The idea was to begin gradually phasing out night flights starting this November, but on Wednesday a Haarlem court blocked the proposals.
Carriers including KLM and easyJet were involved in bringing the case against the Dutch government, citing long-term efforts to reduce emissions and noise levels.
The ruling is a severe disappointment to activist groups who had long called for airports to curb emissions.
"We and others have been campaigning for a ban on private jets and an end to excess emissions inequality. This is a great first step,” tweeted activist group Scientist Rebellion Netherlands in reaction to Schiphol's initial accouncement.
Will Schiphol’s night flight ban increase holiday prices?
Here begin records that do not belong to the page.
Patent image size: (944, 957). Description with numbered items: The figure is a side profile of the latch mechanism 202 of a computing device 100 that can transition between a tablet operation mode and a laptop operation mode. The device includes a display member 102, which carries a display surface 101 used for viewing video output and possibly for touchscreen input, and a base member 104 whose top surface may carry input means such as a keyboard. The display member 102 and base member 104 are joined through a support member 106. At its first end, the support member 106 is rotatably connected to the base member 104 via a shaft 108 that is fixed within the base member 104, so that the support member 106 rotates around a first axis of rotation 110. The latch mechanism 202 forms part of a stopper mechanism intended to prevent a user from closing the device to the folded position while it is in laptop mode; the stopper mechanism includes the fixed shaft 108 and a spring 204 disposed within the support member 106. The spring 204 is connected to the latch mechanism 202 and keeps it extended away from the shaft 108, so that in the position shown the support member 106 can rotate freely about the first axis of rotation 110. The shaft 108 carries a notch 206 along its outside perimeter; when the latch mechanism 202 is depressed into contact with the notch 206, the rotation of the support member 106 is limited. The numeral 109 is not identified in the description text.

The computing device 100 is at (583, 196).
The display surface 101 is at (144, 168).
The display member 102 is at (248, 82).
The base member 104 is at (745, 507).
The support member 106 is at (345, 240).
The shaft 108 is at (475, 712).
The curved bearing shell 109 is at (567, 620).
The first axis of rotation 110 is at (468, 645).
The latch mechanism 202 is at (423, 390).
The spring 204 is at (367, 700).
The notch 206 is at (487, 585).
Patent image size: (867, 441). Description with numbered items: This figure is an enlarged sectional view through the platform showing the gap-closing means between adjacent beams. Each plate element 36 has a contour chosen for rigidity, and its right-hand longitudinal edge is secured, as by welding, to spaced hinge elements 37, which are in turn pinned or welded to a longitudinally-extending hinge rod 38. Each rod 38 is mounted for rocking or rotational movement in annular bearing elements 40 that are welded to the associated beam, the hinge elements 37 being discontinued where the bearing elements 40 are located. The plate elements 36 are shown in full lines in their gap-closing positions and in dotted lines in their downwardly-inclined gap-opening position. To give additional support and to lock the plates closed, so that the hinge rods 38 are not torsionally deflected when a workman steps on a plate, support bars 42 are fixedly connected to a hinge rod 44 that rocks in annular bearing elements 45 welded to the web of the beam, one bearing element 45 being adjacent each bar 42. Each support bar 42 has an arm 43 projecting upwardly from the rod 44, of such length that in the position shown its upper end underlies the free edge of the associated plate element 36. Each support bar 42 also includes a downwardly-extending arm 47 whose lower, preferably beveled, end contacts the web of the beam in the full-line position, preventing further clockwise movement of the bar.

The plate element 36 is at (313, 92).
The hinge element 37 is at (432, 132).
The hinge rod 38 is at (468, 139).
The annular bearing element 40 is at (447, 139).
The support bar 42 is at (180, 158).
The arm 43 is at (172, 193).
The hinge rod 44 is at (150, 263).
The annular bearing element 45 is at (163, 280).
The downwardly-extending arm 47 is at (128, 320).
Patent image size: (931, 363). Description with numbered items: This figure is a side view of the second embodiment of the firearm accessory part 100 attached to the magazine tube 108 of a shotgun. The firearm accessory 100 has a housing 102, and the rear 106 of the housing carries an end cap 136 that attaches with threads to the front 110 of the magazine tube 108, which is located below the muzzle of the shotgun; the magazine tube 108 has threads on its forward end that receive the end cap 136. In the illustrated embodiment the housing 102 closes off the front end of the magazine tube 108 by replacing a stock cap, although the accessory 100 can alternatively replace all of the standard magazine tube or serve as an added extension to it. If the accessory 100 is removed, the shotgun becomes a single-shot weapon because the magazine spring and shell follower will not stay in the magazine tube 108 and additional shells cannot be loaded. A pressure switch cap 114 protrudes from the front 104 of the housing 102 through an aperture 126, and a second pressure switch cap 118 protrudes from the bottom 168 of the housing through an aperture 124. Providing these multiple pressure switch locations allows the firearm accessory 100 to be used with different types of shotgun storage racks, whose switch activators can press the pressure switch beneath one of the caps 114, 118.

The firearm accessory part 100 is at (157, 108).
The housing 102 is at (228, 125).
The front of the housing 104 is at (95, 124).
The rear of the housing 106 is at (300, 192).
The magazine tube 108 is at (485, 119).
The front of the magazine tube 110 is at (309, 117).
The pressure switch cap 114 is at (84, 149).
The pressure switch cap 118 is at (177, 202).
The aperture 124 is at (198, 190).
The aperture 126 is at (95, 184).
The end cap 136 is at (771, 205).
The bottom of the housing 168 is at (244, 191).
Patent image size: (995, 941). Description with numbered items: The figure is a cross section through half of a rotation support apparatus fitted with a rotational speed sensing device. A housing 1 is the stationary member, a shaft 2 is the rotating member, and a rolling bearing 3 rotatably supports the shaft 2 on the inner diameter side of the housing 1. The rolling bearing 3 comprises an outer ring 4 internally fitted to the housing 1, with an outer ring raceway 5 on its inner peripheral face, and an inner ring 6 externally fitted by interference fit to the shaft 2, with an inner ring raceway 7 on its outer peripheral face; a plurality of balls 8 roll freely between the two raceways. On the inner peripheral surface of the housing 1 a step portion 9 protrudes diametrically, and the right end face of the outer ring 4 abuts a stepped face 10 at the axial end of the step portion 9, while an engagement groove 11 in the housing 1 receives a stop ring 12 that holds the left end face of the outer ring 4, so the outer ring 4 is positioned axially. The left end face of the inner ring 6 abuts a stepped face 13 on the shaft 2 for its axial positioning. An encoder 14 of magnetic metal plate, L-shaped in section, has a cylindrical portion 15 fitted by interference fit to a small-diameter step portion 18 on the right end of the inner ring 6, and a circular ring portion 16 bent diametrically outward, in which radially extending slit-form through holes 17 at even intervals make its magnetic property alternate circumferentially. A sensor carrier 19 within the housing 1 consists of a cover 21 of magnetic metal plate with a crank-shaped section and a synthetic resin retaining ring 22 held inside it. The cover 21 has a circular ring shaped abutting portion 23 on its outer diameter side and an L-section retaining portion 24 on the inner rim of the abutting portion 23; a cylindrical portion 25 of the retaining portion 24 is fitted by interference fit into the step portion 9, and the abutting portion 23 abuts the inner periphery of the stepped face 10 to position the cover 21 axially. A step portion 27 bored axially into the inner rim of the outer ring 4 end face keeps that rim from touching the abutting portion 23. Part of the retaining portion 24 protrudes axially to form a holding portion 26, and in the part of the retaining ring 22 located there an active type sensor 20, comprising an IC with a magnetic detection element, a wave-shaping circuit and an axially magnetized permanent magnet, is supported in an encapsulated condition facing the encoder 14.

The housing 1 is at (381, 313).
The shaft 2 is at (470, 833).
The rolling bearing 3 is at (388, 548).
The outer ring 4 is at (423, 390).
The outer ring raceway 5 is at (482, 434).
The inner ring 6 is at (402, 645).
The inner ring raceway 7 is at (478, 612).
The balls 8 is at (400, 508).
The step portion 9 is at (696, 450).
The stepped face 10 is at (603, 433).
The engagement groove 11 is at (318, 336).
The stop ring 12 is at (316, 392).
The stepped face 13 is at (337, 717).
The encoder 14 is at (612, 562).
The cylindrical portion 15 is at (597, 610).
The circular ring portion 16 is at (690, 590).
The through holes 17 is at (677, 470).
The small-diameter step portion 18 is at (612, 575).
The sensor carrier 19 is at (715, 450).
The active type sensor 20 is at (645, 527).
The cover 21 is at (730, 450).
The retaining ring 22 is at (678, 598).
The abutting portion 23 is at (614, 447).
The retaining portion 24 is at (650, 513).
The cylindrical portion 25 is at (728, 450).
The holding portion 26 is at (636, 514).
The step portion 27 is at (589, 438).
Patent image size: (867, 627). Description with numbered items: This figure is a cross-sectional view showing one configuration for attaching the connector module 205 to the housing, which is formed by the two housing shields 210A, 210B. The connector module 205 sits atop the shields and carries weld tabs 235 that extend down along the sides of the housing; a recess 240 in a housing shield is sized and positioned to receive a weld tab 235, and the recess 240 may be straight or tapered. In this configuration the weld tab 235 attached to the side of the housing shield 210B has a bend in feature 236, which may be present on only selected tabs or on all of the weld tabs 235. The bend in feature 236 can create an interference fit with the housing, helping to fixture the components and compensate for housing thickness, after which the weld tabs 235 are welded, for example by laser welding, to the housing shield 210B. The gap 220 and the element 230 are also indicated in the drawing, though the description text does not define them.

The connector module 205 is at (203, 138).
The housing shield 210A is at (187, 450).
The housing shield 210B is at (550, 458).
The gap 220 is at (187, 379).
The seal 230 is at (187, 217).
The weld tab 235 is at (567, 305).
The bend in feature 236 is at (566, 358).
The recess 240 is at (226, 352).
Even if the court ruling can be overturned, Schiphol CEO Sondag has acknowledged that eliminating overnight flights will be a challenge, particularly as it will need the cooperation of all airlines.
The airport acts as a transport hub where passengers frequently transfer between flights.
Budget airlines try to use aircraft as many times as possible during 24 hour periods meaning flights are often scheduled during night hours as well as the day.
The ban would mean some companies cutting routes, potentially leading to an increase in flight prices.
Transavia, an airline owned by Air France-KLM, would be one of the companies most affected as about 55 per cent of its flights depart from or land at Schiphol during night hours.
The airport is also continuing to cap passenger numbers in April and May due to staff shortages.
Between 6am and 1pm each day, flight companies are required to book 5 per cent fewer seats - or around 5,000 fewer passengers a day.